Sono triste quando tanti gioiscono di qualcosa che a me non piace e che trovo di un livello culturale decisamente basso. Per me è una gioia condividere con altri cose che mi piacciono (sia esteticamente che eticamente), è invece una tristezza non poter condividere ciò che piace agli altri e non a me. L’essere umano (me compreso, ovviamente) ha bisogno di appartenere, condividere e partecipare socialmente (gli spettacoli pubblici servono soprattutto a questo), di conformarsi alle forme di una comunità, ma a volte le differenze di gusti, cultura e sensibilità lo impediscono frustrando tale bisogno, da cui la tristezza, facendo preferire la solitudine ad una partecipazione dissonante.
Di solito non vedo il festival, ma, data la sua enorme popolarità, mi incuriosisce anche da un punto di vista psicosociologico. Infatti lo ritengo lo specchio della cultura media degli italiani. Così anche quest’anno l’ho visto per circa 20 minuti. Ho acceso la TV poco prima che Crozza imitasse il senatore Razzi, sfoggiando un umorismo basato quasi esclusivamente sul turpiloquio (volgare per definizione) e a corto di idee. Infatti il turpiloquio, alla maggioranza degli italiani piace sempre e quando non si trova niente di interessante da dire, un po’ di parolacce tolgono dall’imbarazzo. Ho sentito anche qualche brutta canzone, minestre riscaldate sia musicalmente che testualmente, per un pubblico poco incline alla classe, all’inventiva e alla rottura di schemi collaudati. Mi è bastato per capire che il festival non era affatto migliorato rispetto al passato, ho spento la TV e mi sono messo a leggere un libro.

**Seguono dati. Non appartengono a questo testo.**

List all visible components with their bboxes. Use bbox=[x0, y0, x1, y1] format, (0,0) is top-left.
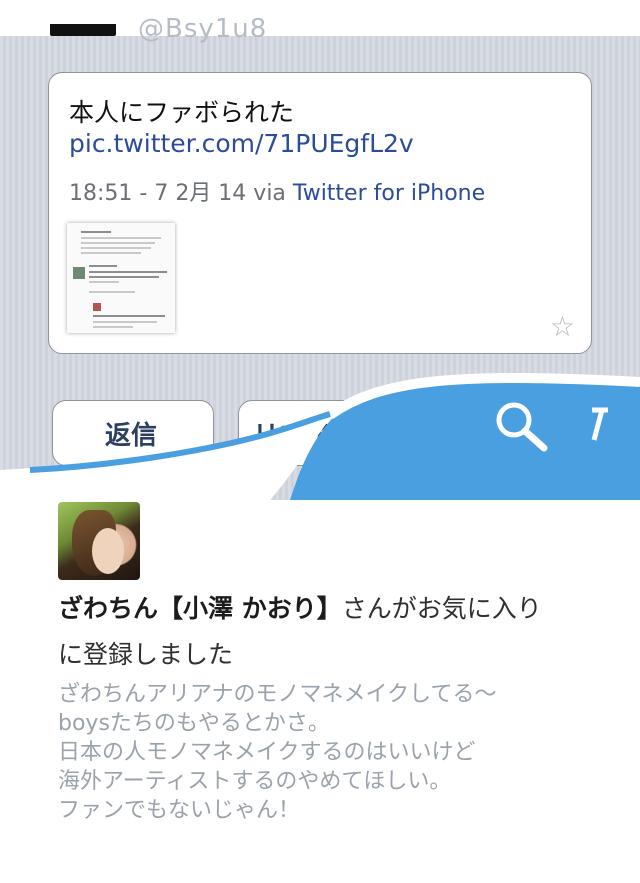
tweet-body-line: ファンでもないじゃん！ bbox=[58, 798, 301, 823]
tweet-body-line: 海外アーティストするのやめてほしい。 bbox=[58, 769, 452, 794]
tweet-body-line: boysたちのもやるとかさ。 bbox=[58, 711, 330, 736]
notification-action-line2: に登録しました bbox=[58, 640, 234, 669]
favorite-notification[interactable]: ざわちん【小澤 かおり】さんがお気に入り に登録しました ざわちんアリアナのモノ… bbox=[0, 490, 640, 883]
tweet-detail-view: @Bsy1u8 本人にファボられた pic.twitter.com/71PUEg… bbox=[0, 0, 640, 500]
tweet-body-line: 日本の人モノマネメイクするのはいいけど bbox=[58, 740, 476, 765]
tweet-body: ざわちんアリアナのモノマネメイクしてる〜 boysたちのもやるとかさ。 日本の人… bbox=[58, 680, 638, 825]
notification-title: ざわちん【小澤 かおり】さんがお気に入り に登録しました bbox=[58, 586, 640, 678]
tweet-body-line: ざわちんアリアナのモノマネメイクしてる〜 bbox=[58, 682, 497, 707]
avatar[interactable] bbox=[58, 502, 140, 580]
blue-overlay bbox=[0, 373, 640, 500]
notification-action-line1: さんがお気に入り bbox=[341, 594, 542, 623]
user-name[interactable]: ざわちん【小澤 かおり】 bbox=[58, 594, 342, 623]
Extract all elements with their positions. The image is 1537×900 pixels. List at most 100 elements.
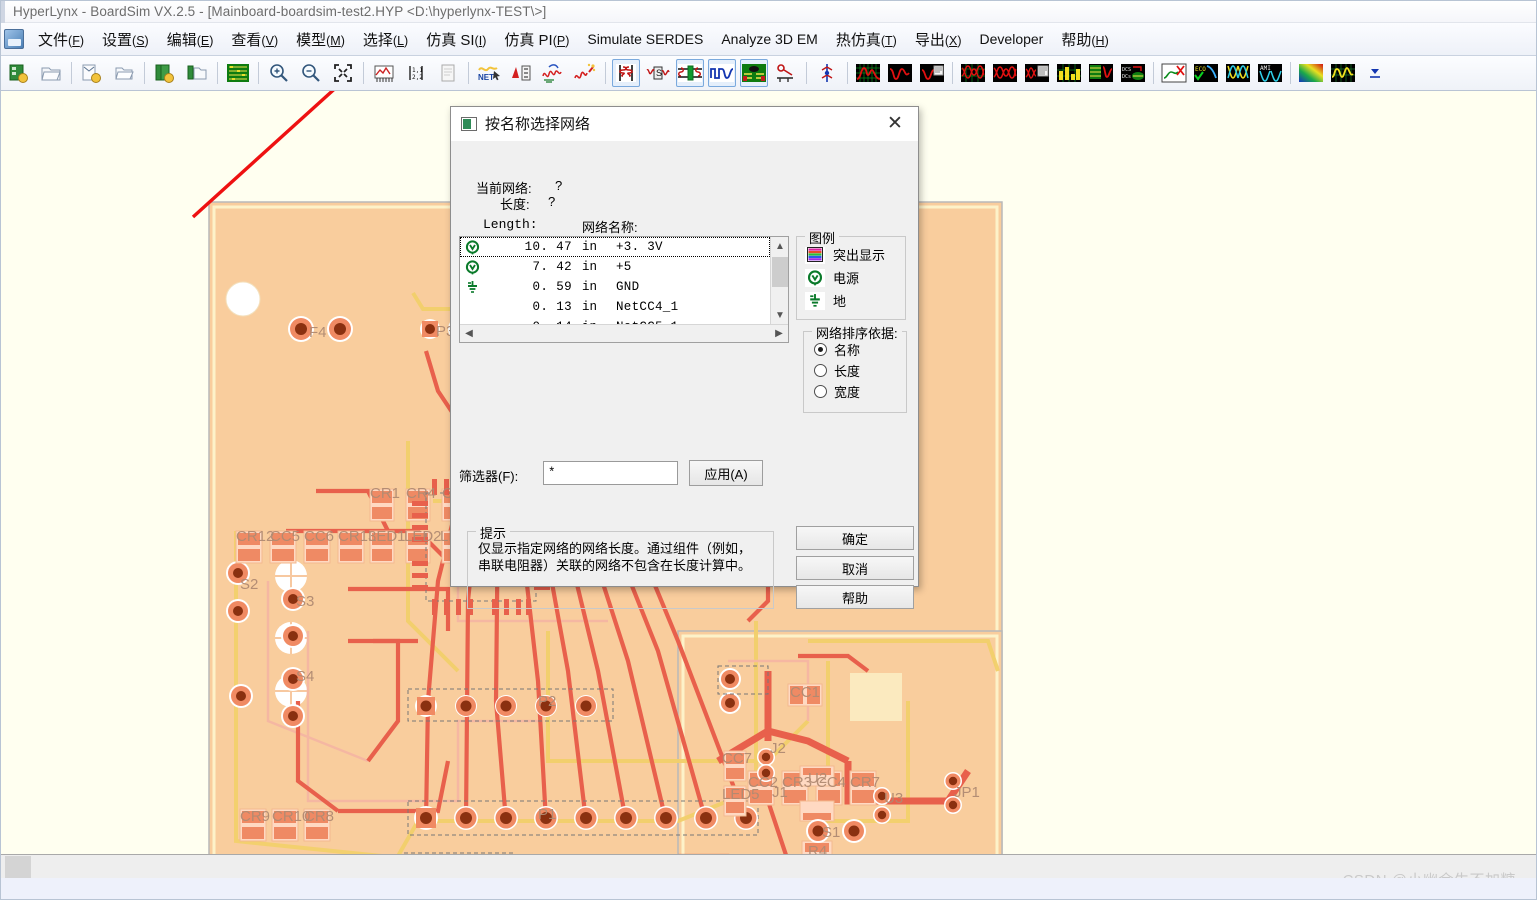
net-length: 0. 13 <box>532 300 572 314</box>
ami-eye-icon[interactable]: AMI <box>1256 59 1284 87</box>
eye-diagram-icon[interactable] <box>1224 59 1252 87</box>
terminator-icon[interactable] <box>676 59 704 87</box>
signal-wave-icon[interactable] <box>708 59 736 87</box>
horizontal-scrollbar[interactable]: ◀ ▶ <box>460 324 788 342</box>
menu-item-edit[interactable]: 编辑(E) <box>158 26 223 53</box>
scroll-down-icon[interactable]: ▼ <box>771 306 788 324</box>
ok-button[interactable]: 确定 <box>796 526 914 550</box>
select-net-by-name-dialog: 按名称选择网络 ✕ 当前网络: ? 长度: ? Length: 网络名称: 10… <box>450 106 919 609</box>
radio-sort-by-length[interactable]: 长度 <box>804 360 906 381</box>
scroll-right-icon[interactable]: ▶ <box>770 325 788 343</box>
net-list-box[interactable]: 10. 47 in +3. 3V 7. 42 in +5 0. 59 in GN… <box>459 236 789 343</box>
menu-item-help[interactable]: 帮助(H) <box>1052 26 1117 53</box>
list-item[interactable]: 10. 47 in +3. 3V <box>460 237 770 257</box>
legend-label-power: 电源 <box>833 271 860 286</box>
status-bar <box>1 854 1536 878</box>
legend-item-power: 电源 <box>797 266 905 289</box>
eye-green-icon[interactable] <box>959 59 987 87</box>
menu-item-thermal[interactable]: 热仿真(T) <box>827 26 906 53</box>
vertical-scrollbar[interactable]: ▲ ▼ <box>770 237 788 324</box>
menu-item-view[interactable]: 查看(V) <box>222 26 287 53</box>
close-icon[interactable]: ✕ <box>872 107 918 140</box>
cancel-button[interactable]: 取消 <box>796 556 914 580</box>
thermal-map-icon[interactable] <box>1297 59 1325 87</box>
s-parameter-icon[interactable]: S <box>644 59 672 87</box>
toolbar-separator <box>71 62 72 84</box>
sim-osc-green-icon[interactable] <box>854 59 882 87</box>
probe-icon[interactable] <box>507 59 535 87</box>
svg-text:2,2: 2,2 <box>412 74 423 81</box>
bar-chart-icon[interactable] <box>1055 59 1083 87</box>
list-item[interactable]: 7. 42 in +5 <box>460 257 770 277</box>
list-item[interactable]: 0. 13 in NetCC4_1 <box>460 297 770 317</box>
svg-text:LED2: LED2 <box>404 528 442 545</box>
settings-arrow-icon[interactable] <box>1361 59 1389 87</box>
pcb-wave-icon[interactable] <box>1087 59 1115 87</box>
connector-icon[interactable] <box>772 59 800 87</box>
waveform-grid-icon[interactable] <box>370 59 398 87</box>
scroll-left-icon[interactable]: ◀ <box>460 325 478 343</box>
save-as-board-icon[interactable] <box>183 59 211 87</box>
new-document-icon[interactable] <box>78 59 106 87</box>
toolbar-separator <box>847 62 848 84</box>
apply-button[interactable]: 应用(A) <box>689 460 763 486</box>
svg-text:CR7: CR7 <box>850 774 880 791</box>
menu-item-analyze-3d-em[interactable]: Analyze 3D EM <box>712 28 826 50</box>
radio-label: 长度 <box>834 364 861 379</box>
svg-text:LED5: LED5 <box>722 786 760 803</box>
sortby-group-title: 网络排序依据: <box>812 323 902 342</box>
list-item[interactable]: 0. 59 in GND <box>460 277 770 297</box>
svg-text:CC1: CC1 <box>790 684 820 701</box>
menu-item-simulate-si[interactable]: 仿真 SI(I) <box>417 26 495 53</box>
report-icon[interactable] <box>434 59 462 87</box>
zoom-fit-icon[interactable] <box>329 59 357 87</box>
window-title: HyperLynx - BoardSim VX.2.5 - [Mainboard… <box>13 4 547 19</box>
no-icon <box>460 297 484 317</box>
sim-osc-report-icon[interactable] <box>918 59 946 87</box>
radio-sort-by-width[interactable]: 宽度 <box>804 381 906 402</box>
menu-item-export[interactable]: 导出(X) <box>906 26 971 53</box>
menu-item-setup[interactable]: 设置(S) <box>93 26 158 53</box>
eco-check-icon[interactable]: ECO <box>1192 59 1220 87</box>
toolbar-separator <box>605 62 606 84</box>
eye-report-icon[interactable] <box>1023 59 1051 87</box>
no-icon <box>460 317 484 324</box>
zoom-out-icon[interactable] <box>297 59 325 87</box>
menu-item-file[interactable]: 文件(F) <box>29 26 93 53</box>
sim-osc-red-icon[interactable] <box>886 59 914 87</box>
svg-text:R4: R4 <box>808 843 827 854</box>
menu-item-select[interactable]: 选择(L) <box>354 26 417 53</box>
radio-sort-by-name[interactable]: 名称 <box>804 339 906 360</box>
net-length: 0. 59 <box>532 280 572 294</box>
scroll-up-icon[interactable]: ▲ <box>771 237 788 255</box>
svg-text:P1: P1 <box>538 806 556 823</box>
net-select-icon[interactable]: NET <box>475 59 503 87</box>
net-list-scrollarea: 10. 47 in +3. 3V 7. 42 in +5 0. 59 in GN… <box>460 237 788 324</box>
open-folder-icon[interactable] <box>110 59 138 87</box>
wizard-icon[interactable] <box>571 59 599 87</box>
menu-item-models[interactable]: 模型(M) <box>287 26 354 53</box>
menu-item-simulate-serdes[interactable]: Simulate SERDES <box>578 28 712 50</box>
ferrite-model-icon[interactable] <box>612 59 640 87</box>
current-length-label: 长度: <box>500 197 530 212</box>
crosstalk-icon[interactable] <box>539 59 567 87</box>
thermal-wave-icon[interactable] <box>1329 59 1357 87</box>
menu-item-developer[interactable]: Developer <box>971 28 1053 50</box>
board-stackup-icon[interactable] <box>740 59 768 87</box>
save-board-icon[interactable] <box>151 59 179 87</box>
new-board-icon[interactable] <box>5 59 33 87</box>
via-model-icon[interactable] <box>813 59 841 87</box>
menu-item-simulate-pi[interactable]: 仿真 PI(P) <box>495 26 578 53</box>
dialog-title: 按名称选择网络 <box>485 116 591 133</box>
dcdc-icon[interactable]: DCS DCs <box>1119 59 1147 87</box>
help-button[interactable]: 帮助 <box>796 585 914 609</box>
eye-red-icon[interactable] <box>991 59 1019 87</box>
matrix-icon[interactable]: 1,1 2,2 <box>402 59 430 87</box>
filter-input[interactable] <box>543 461 678 485</box>
xtalk-check-icon[interactable] <box>1160 59 1188 87</box>
vertical-scroll-thumb[interactable] <box>772 257 788 287</box>
list-item[interactable]: 0. 14 in NetCC5_1 <box>460 317 770 324</box>
board-view-icon[interactable] <box>224 59 252 87</box>
open-board-icon[interactable] <box>37 59 65 87</box>
zoom-in-icon[interactable] <box>265 59 293 87</box>
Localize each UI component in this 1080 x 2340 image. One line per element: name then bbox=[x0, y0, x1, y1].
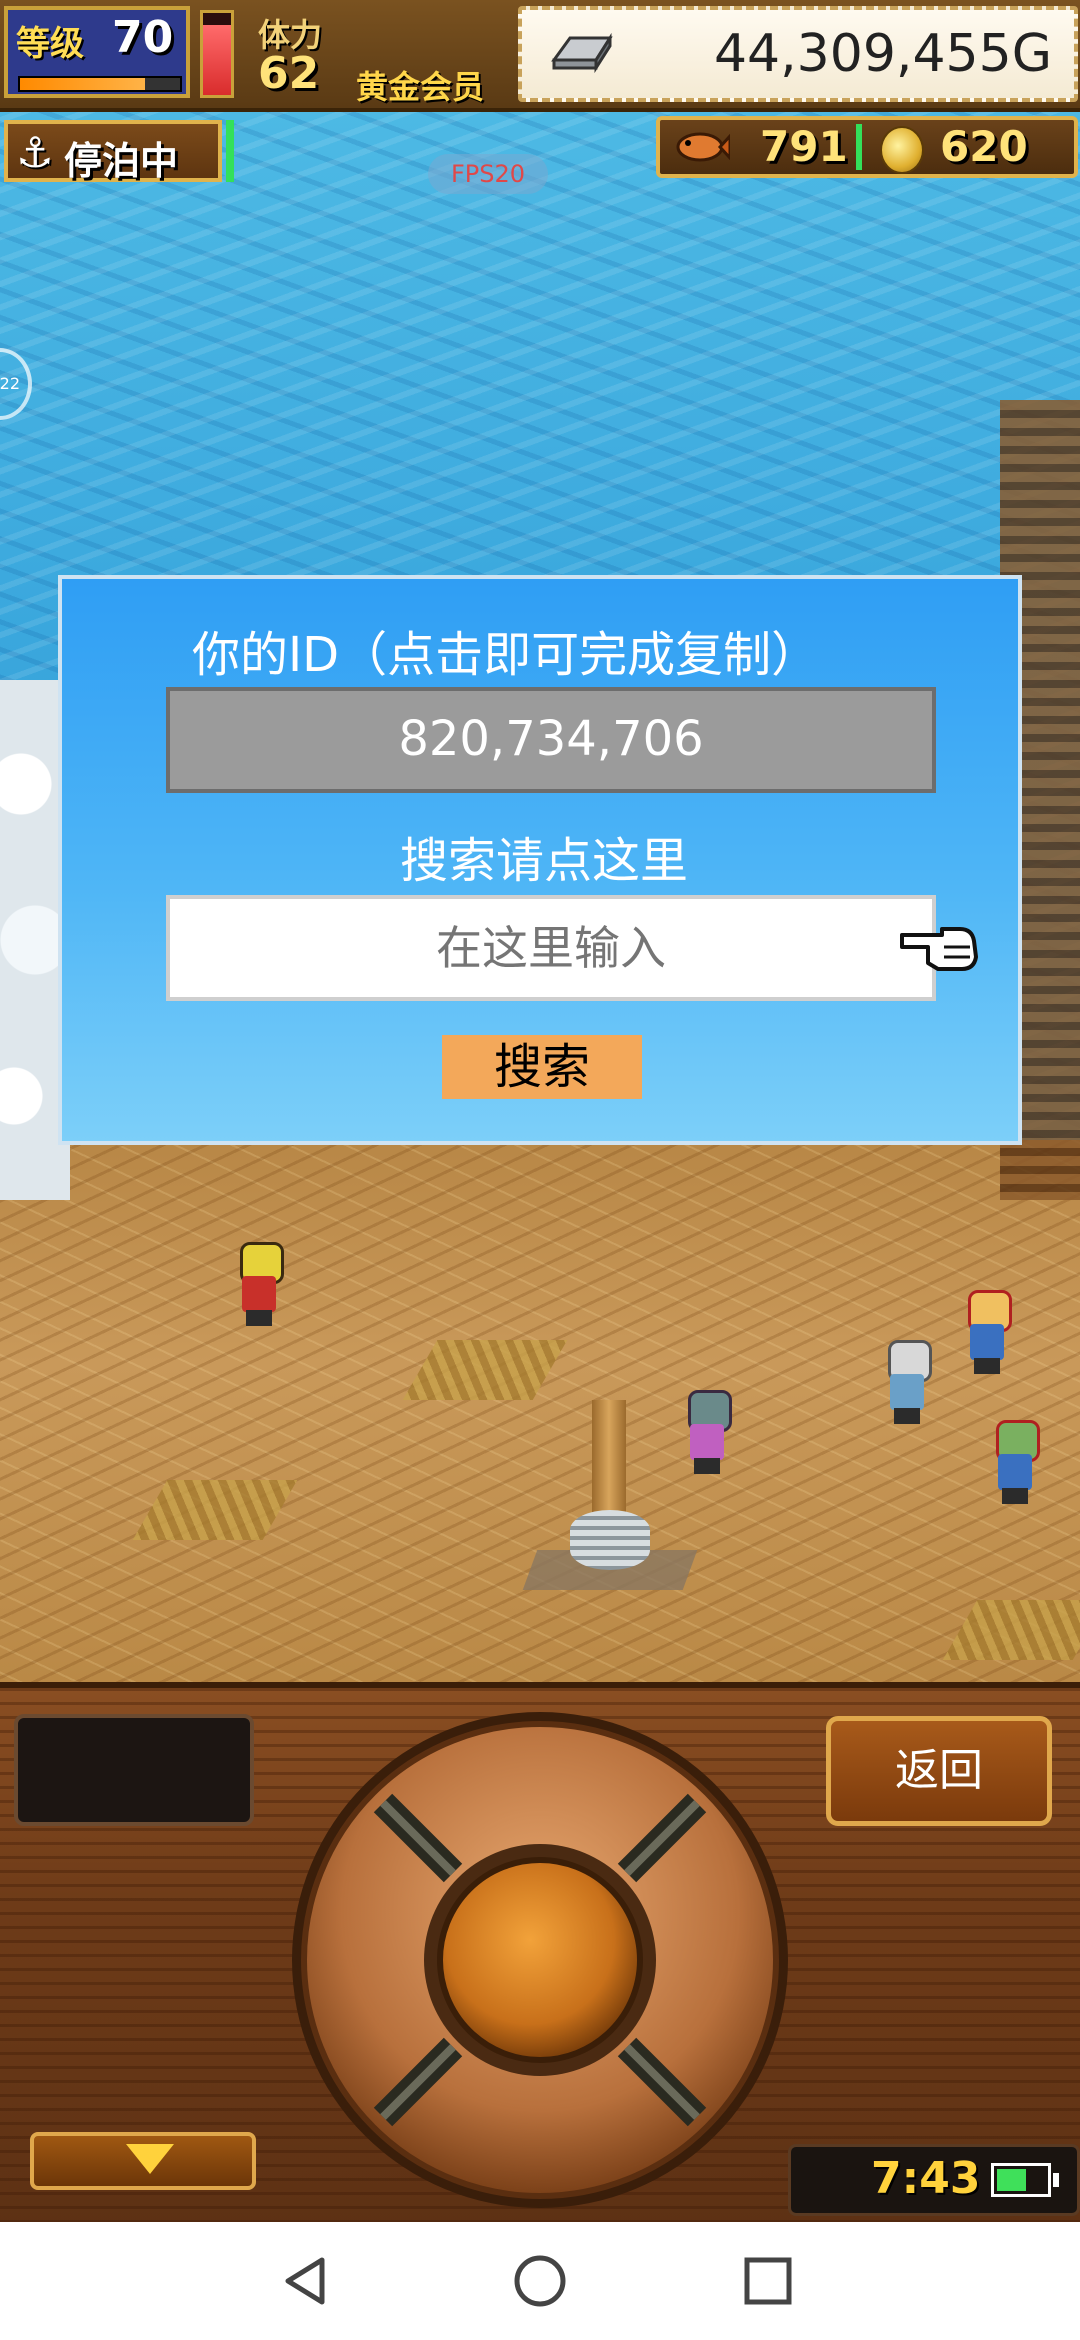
resource-bar: 791 620 bbox=[656, 116, 1078, 178]
crew-member[interactable] bbox=[232, 1242, 286, 1326]
crew-member[interactable] bbox=[988, 1420, 1042, 1504]
nav-recents-button[interactable] bbox=[733, 2246, 803, 2316]
experience-bar bbox=[18, 76, 182, 92]
player-id-copy-field[interactable]: 820,734,706 bbox=[166, 687, 936, 793]
nav-back-button[interactable] bbox=[272, 2246, 342, 2316]
stamina-panel: 体力 62 黄金会员 bbox=[244, 6, 514, 106]
search-button[interactable]: 搜索 bbox=[442, 1035, 642, 1099]
battery-icon bbox=[991, 2163, 1051, 2197]
life-ring-dpad[interactable] bbox=[288, 1708, 792, 2212]
battery-fill bbox=[997, 2169, 1026, 2191]
stamina-value: 62 bbox=[258, 48, 320, 99]
mooring-status[interactable]: ⚓ 停泊中 bbox=[4, 120, 222, 183]
id-title: 你的ID（点击即可完成复制） bbox=[192, 627, 820, 683]
menu-slot[interactable] bbox=[14, 1714, 254, 1826]
fish-icon bbox=[676, 132, 730, 162]
level-value: 70 bbox=[112, 12, 174, 63]
status-text: 停泊中 bbox=[64, 139, 179, 183]
search-title: 搜索请点这里 bbox=[399, 833, 688, 889]
ship-mast bbox=[522, 1400, 698, 1600]
level-label: 等级 bbox=[16, 24, 84, 64]
expand-menu-button[interactable] bbox=[30, 2132, 256, 2190]
gold-panel: 44,309,455G bbox=[518, 6, 1078, 102]
crew-member[interactable] bbox=[880, 1340, 934, 1424]
coin-amount: 620 bbox=[940, 122, 1028, 171]
system-nav-bar bbox=[0, 2222, 1080, 2340]
back-button[interactable]: 返回 bbox=[826, 1716, 1052, 1826]
resource-divider bbox=[856, 124, 862, 170]
nav-home-button[interactable] bbox=[505, 2246, 575, 2316]
stamina-gauge bbox=[200, 10, 234, 98]
crew-member[interactable] bbox=[680, 1390, 734, 1474]
top-hud: 等级 70 体力 62 黄金会员 44,309,455G bbox=[0, 0, 1080, 112]
status-indicator bbox=[226, 120, 234, 182]
coin-icon bbox=[880, 126, 924, 174]
control-panel: 返回 7:43 bbox=[0, 1682, 1080, 2228]
triangle-down-icon bbox=[126, 2144, 174, 2174]
clock-battery-panel: 7:43 bbox=[788, 2144, 1080, 2216]
pointing-hand-icon bbox=[900, 927, 978, 971]
level-badge: 等级 70 bbox=[4, 6, 190, 98]
member-badge: 黄金会员 bbox=[356, 68, 485, 106]
crew-member[interactable] bbox=[960, 1290, 1014, 1374]
stamina-fill bbox=[203, 25, 231, 95]
battery-tip bbox=[1053, 2173, 1059, 2187]
recents-square-icon bbox=[744, 2257, 792, 2305]
clock-time: 7:43 bbox=[871, 2153, 981, 2204]
id-search-dialog: 你的ID（点击即可完成复制） 820,734,706 搜索请点这里 搜索 bbox=[58, 575, 1022, 1145]
gold-amount: 44,309,455G bbox=[713, 24, 1052, 84]
search-input[interactable] bbox=[166, 895, 936, 1001]
food-amount: 791 bbox=[760, 122, 848, 171]
anchor-icon: ⚓ bbox=[16, 128, 54, 177]
experience-fill bbox=[20, 78, 145, 90]
gold-bar-icon bbox=[551, 32, 613, 74]
home-circle-icon bbox=[514, 2255, 566, 2307]
fps-counter: FPS20 bbox=[428, 154, 548, 194]
back-triangle-icon bbox=[285, 2257, 325, 2305]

So che dicendo queste cose mi rendo antipatico e arrogante a coloro che amano il festival e non ci trovano nulla da ridire, ma avevo bisogno di sfogare il mio disappunto e condividere questi miei sentimenti con altre persone di gusti simili ai miei, per sentirmi meno solo.
Più di cinquant’anni fa Umberto Eco scrisse un articolo, divenuto famoso, intitolato “Fenomenologia di Mike Bongiorno” che invito chi non l’avesse ancora fatto, a leggere. Il senso di quell’articolo si applica perfettamente, secondo me, anche ai conduttori del festival di Sanremo, e ai personaggi che orbitano intorno ad esso.
Per concludere, per me il Festival rappresenta il culto e la dittatura della mediocrità ai massimi livelli.